The final step is to configure RCloud to use the new service and restart. Example entries for rcloud.conf:

github.client.id: default
github.client.secret: X
github.api.url: https://rcloud.research.att.com:13020/
github.auth.forward: https://rcloud.research.att.com/login_successful.R
github.auth: exec.token
rational.githubgist: true

In detail, github.auth.forward must point to the login_successful.R entry of your instance - the same you used when registering GitHub application. The github.client.id can be an arbitrary name, but if you use multiple RCloud instances against one service they must have distinct names and those names must have corresponding entries the keyservers: section.

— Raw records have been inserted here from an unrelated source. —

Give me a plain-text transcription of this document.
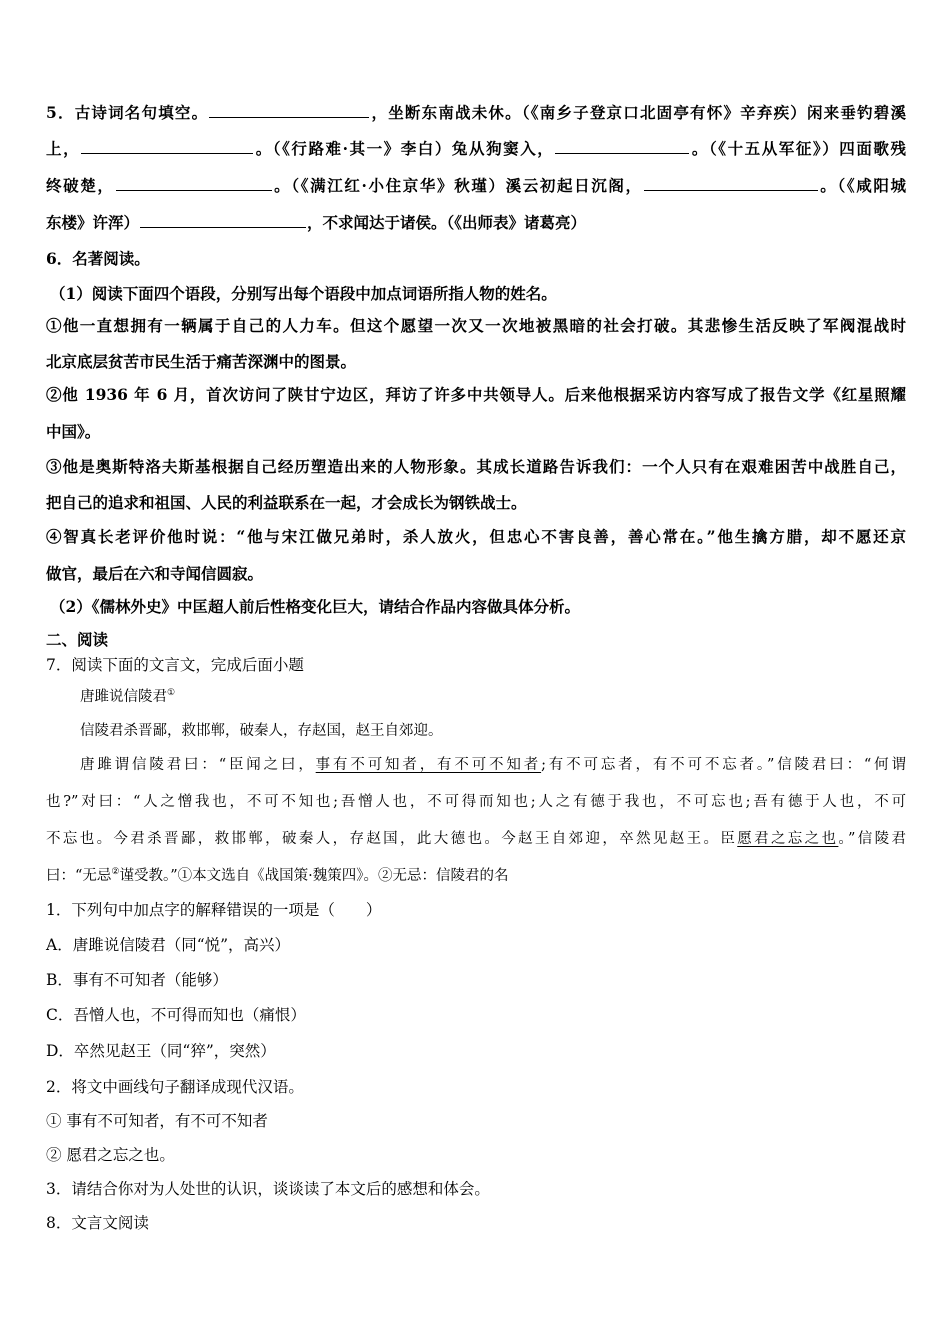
5．古诗词名句填空。	，坐断东南战未休。（《南乡子登京口北固亭有怀》辛弃疾）闲来垂钓碧溪
上，	。（《行路难·其一》李白）兔从狗窦入，	。（《十五从军征》）四面歌残
终破楚，	。（《满江红·小住京华》秋瑾）溪云初起日沉阁，	。（《咸阳城
东楼》许浑）	，不求闻达于诸侯。（《出师表》诸葛亮）
6．名著阅读。
（1）阅读下面四个语段，分别写出每个语段中加点词语所指人物的姓名。
①他一直想拥有一辆属于自己的人力车。但这个愿望一次又一次地被黑暗的社会打破。其悲惨生活反映了军阀混战时
北京底层贫苦市民生活于痛苦深渊中的图景。
②他 1936 年 6 月，首次访问了陕甘宁边区，拜访了许多中共领导人。后来他根据采访内容写成了报告文学《红星照耀
中国》。
③他是奥斯特洛夫斯基根据自己经历塑造出来的人物形象。其成长道路告诉我们：一个人只有在艰难困苦中战胜自己，
把自己的追求和祖国、人民的利益联系在一起，才会成长为钢铁战士。
④智真长老评价他时说：“他与宋江做兄弟时，杀人放火，但忠心不害良善，善心常在。”他生擒方腊，却不愿还京
做官，最后在六和寺闻信圆寂。
（2）《儒林外史》中匡超人前后性格变化巨大，请结合作品内容做具体分析。
二、阅读
7．阅读下面的文言文，完成后面小题
唐雎说信陵君①
信陵君杀晋鄙，救邯郸，破秦人，存赵国，赵王自郊迎。
唐雎谓信陵君曰：“臣闻之曰，事有不可知者，有不可不知者;有不可忘者，有不可不忘者。”信陵君曰：“何谓
也?”对曰：“人之憎我也，不可不知也;吾憎人也，不可得而知也;人之有德于我也，不可忘也;吾有德于人也，不可
不忘也。今君杀晋鄙，救邯郸，破秦人，存赵国，此大德也。今赵王自郊迎，卒然见赵王。臣愿君之忘之也。”信陵君
曰：“无忌②谨受教。”①本文选自《战国策·魏策四》。②无忌：信陵君的名
1．下列句中加点字的解释错误的一项是（　　）
A．唐雎说信陵君（同“悦”，高兴）
B．事有不可知者（能够）
C．吾憎人也，不可得而知也（痛恨）
D．卒然见赵王（同“猝”，突然）
2．将文中画线句子翻译成现代汉语。
① 事有不可知者，有不可不知者
② 愿君之忘之也。
3．请结合你对为人处世的认识，谈谈读了本文后的感想和体会。
8．文言文阅读
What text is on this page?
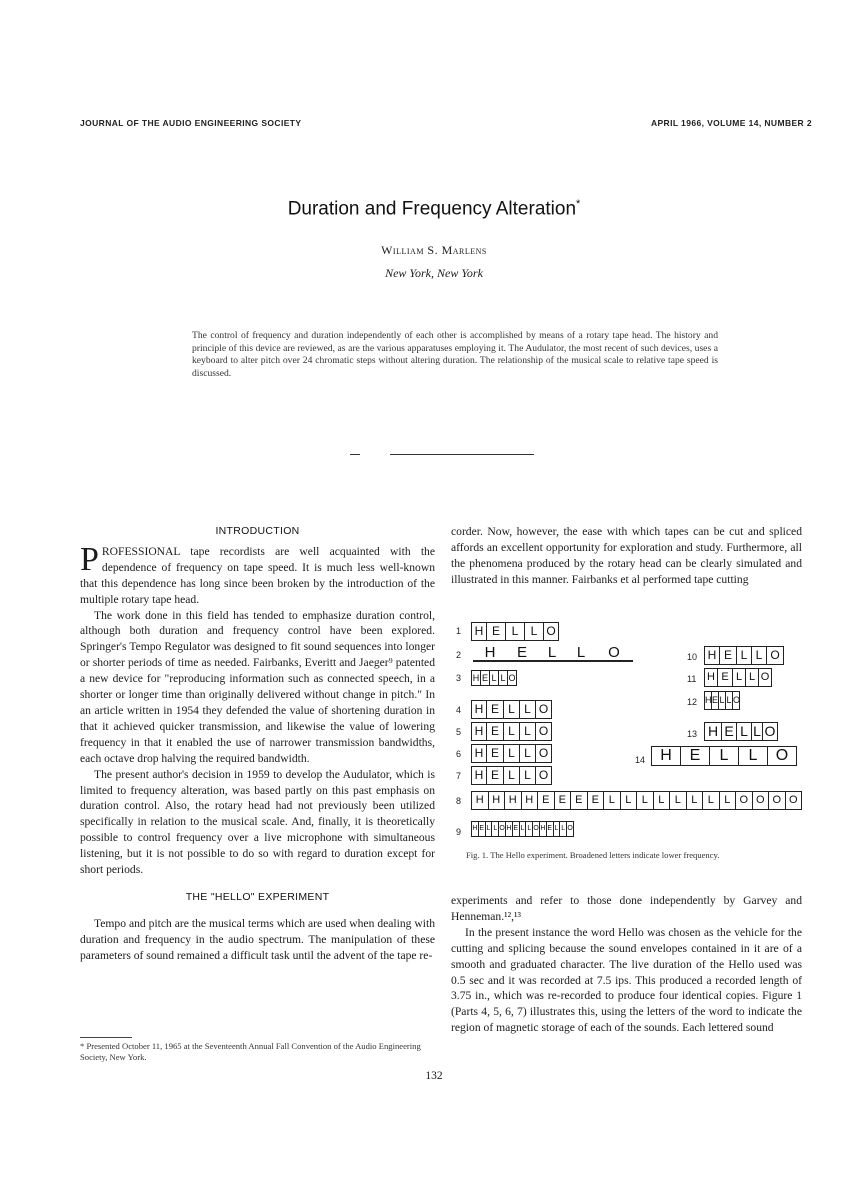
JOURNAL OF THE AUDIO ENGINEERING SOCIETY	APRIL 1966, VOLUME 14, NUMBER 2
Duration and Frequency Alteration*
William S. Marlens
New York, New York
The control of frequency and duration independently of each other is accomplished by means of a rotary tape head. The history and principle of this device are reviewed, as are the various apparatuses employing it. The Audulator, the most recent of such devices, uses a keyboard to alter pitch over 24 chromatic steps without altering duration. The relationship of the musical scale to relative tape speed is discussed.
INTRODUCTION

PROFESSIONAL tape recordists are well acquainted with the dependence of frequency on tape speed. It is much less well-known that this dependence has long since been broken by the introduction of the multiple rotary tape head.

The work done in this field has tended to emphasize duration control, although both duration and frequency control have been explored. Springer's Tempo Regulator was designed to fit sound sequences into longer or shorter periods of time as needed. Fairbanks, Everitt and Jaeger⁹ patented a new device for "reproducing information such as connected speech, in a shorter or longer time than originally delivered without change in pitch." In an article written in 1954 they defended the value of shortening duration in that it achieved quicker transmission, and likewise the value of lowering frequency in that it enabled the use of narrower transmission bandwidths, each octave drop halving the required bandwidth.

The present author's decision in 1959 to develop the Audulator, which is limited to frequency alteration, was based partly on this past emphasis on duration control. Also, the rotary head had not previously been utilized specifically in relation to the musical scale. And, finally, it is theoretically possible to control frequency over a live microphone with simultaneous listening, but it is not possible to do so with regard to duration except for short periods.

THE "HELLO" EXPERIMENT

Tempo and pitch are the musical terms which are used when dealing with duration and frequency in the audio spectrum. The manipulation of these parameters of sound remained a difficult task until the advent of the tape re-

* Presented October 11, 1965 at the Seventeenth Annual Fall Convention of the Audio Engineering Society, New York.

corder. Now, however, the ease with which tapes can be cut and spliced affords an excellent opportunity for exploration and study. Furthermore, all the phenomena produced by the rotary head can be clearly simulated and illustrated in this manner. Fairbanks et al performed tape cutting

1 H E L	L O
2	H	E	L	L	O
3 H E L L O
4 H E L L O
5 H E L L O
6 H E L L O
7 H E L L O
8	H H H H E E E E L L L L L L L L O O O O
9 H E L L O H E L L O H E L L O
10 H E L L O
11 H E L L O
12 H E L L O
13 H E L L O
14 H	E	L	L	O
Fig. 1. The Hello experiment. Broadened letters indicate lower frequency.

experiments and refer to those done independently by Garvey and Henneman.¹²,¹³

In the present instance the word Hello was chosen as the vehicle for the cutting and splicing because the sound envelopes contained in it are of a smooth and graduated character. The live duration of the Hello used was 0.5 sec and it was recorded at 7.5 ips. This produced a recorded length of 3.75 in., which was re-recorded to produce four identical copies. Figure 1 (Parts 4, 5, 6, 7) illustrates this, using the letters of the word to indicate the region of magnetic storage of each of the sounds. Each lettered sound

132
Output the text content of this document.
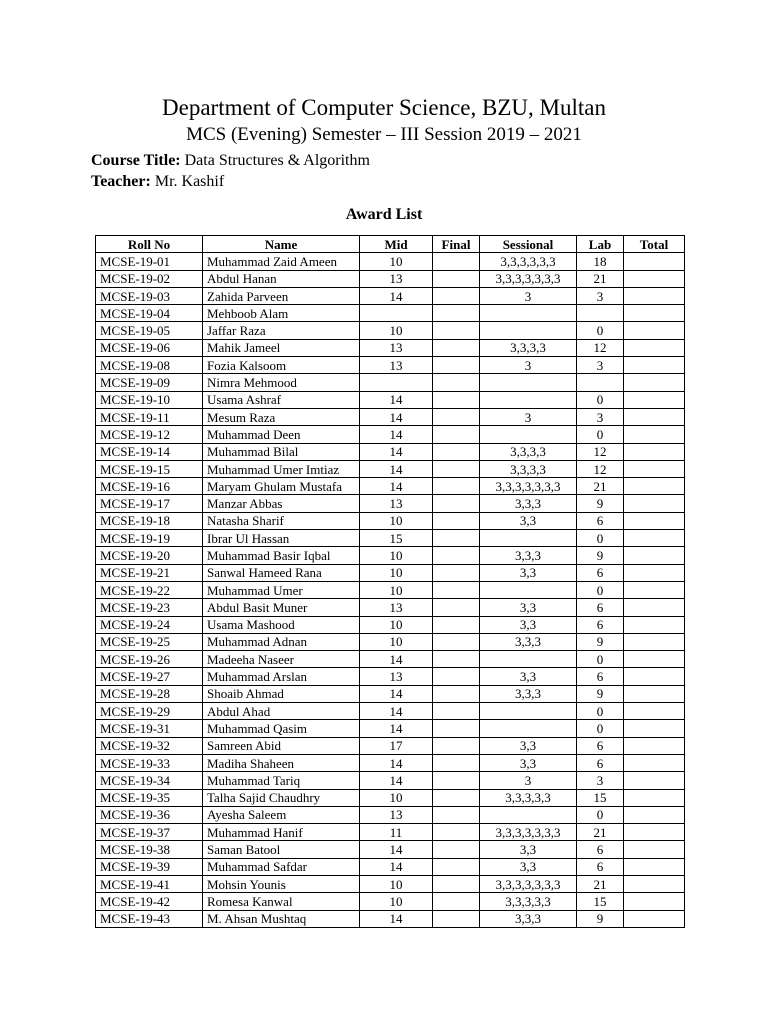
Department of Computer Science, BZU, Multan
MCS (Evening) Semester – III Session 2019 – 2021
Course Title: Data Structures & Algorithm
Teacher: Mr. Kashif
Award List
Roll No	Name	Mid	Final	Sessional	Lab	Total
MCSE-19-01	Muhammad Zaid Ameen	10		3,3,3,3,3,3	18	
MCSE-19-02	Abdul Hanan	13		3,3,3,3,3,3,3	21	
MCSE-19-03	Zahida Parveen	14		3	3	
MCSE-19-04	Mehboob Alam					
MCSE-19-05	Jaffar Raza	10			0	
MCSE-19-06	Mahik Jameel	13		3,3,3,3	12	
MCSE-19-08	Fozia Kalsoom	13		3	3	
MCSE-19-09	Nimra Mehmood					
MCSE-19-10	Usama Ashraf	14			0	
MCSE-19-11	Mesum Raza	14		3	3	
MCSE-19-12	Muhammad Deen	14			0	
MCSE-19-14	Muhammad Bilal	14		3,3,3,3	12	
MCSE-19-15	Muhammad Umer Imtiaz	14		3,3,3,3	12	
MCSE-19-16	Maryam Ghulam Mustafa	14		3,3,3,3,3,3,3	21	
MCSE-19-17	Manzar Abbas	13		3,3,3	9	
MCSE-19-18	Natasha Sharif	10		3,3	6	
MCSE-19-19	Ibrar Ul Hassan	15			0	
MCSE-19-20	Muhammad Basir Iqbal	10		3,3,3	9	
MCSE-19-21	Sanwal Hameed Rana	10		3,3	6	
MCSE-19-22	Muhammad Umer	10			0	
MCSE-19-23	Abdul Basit Muner	13		3,3	6	
MCSE-19-24	Usama Mashood	10		3,3	6	
MCSE-19-25	Muhammad Adnan	10		3,3,3	9	
MCSE-19-26	Madeeha Naseer	14			0	
MCSE-19-27	Muhammad Arslan	13		3,3	6	
MCSE-19-28	Shoaib Ahmad	14		3,3,3	9	
MCSE-19-29	Abdul Ahad	14			0	
MCSE-19-31	Muhammad Qasim	14			0	
MCSE-19-32	Samreen Abid	17		3,3	6	
MCSE-19-33	Madiha Shaheen	14		3,3	6	
MCSE-19-34	Muhammad Tariq	14		3	3	
MCSE-19-35	Talha Sajid Chaudhry	10		3,3,3,3,3	15	
MCSE-19-36	Ayesha Saleem	13			0	
MCSE-19-37	Muhammad Hanif	11		3,3,3,3,3,3,3	21	
MCSE-19-38	Saman Batool	14		3,3	6	
MCSE-19-39	Muhammad Safdar	14		3,3	6	
MCSE-19-41	Mohsin Younis	10		3,3,3,3,3,3,3	21	
MCSE-19-42	Romesa Kanwal	10		3,3,3,3,3	15	
MCSE-19-43	M. Ahsan Mushtaq	14		3,3,3	9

Note that github.client.secret must be set to some value although it is not actually used. github.api.url: must be set to the gist service URL. Finally, github.auth: tells RCloud to not use OAuth but instead use the token as execution token and rational.githubgist: disables work-arounds for GitHub-specific idiosyncrasies (race conditions in the API, inability to self-fork/bi-fork etc.). Restart RCloud (rcloud-qap and rcloud-script services).

Troubleshooting

If you get 415 errors (invalid content) on writes then you have not upgraded the github package to 0.9.9.

If RCloud is complaining on connect that it cannot use read-only gist backend in the main section, then it's likely that you are missing at last one of the entries above - don't forget to include both github.client.id: and github.client.secret: even though the secret is actually verified.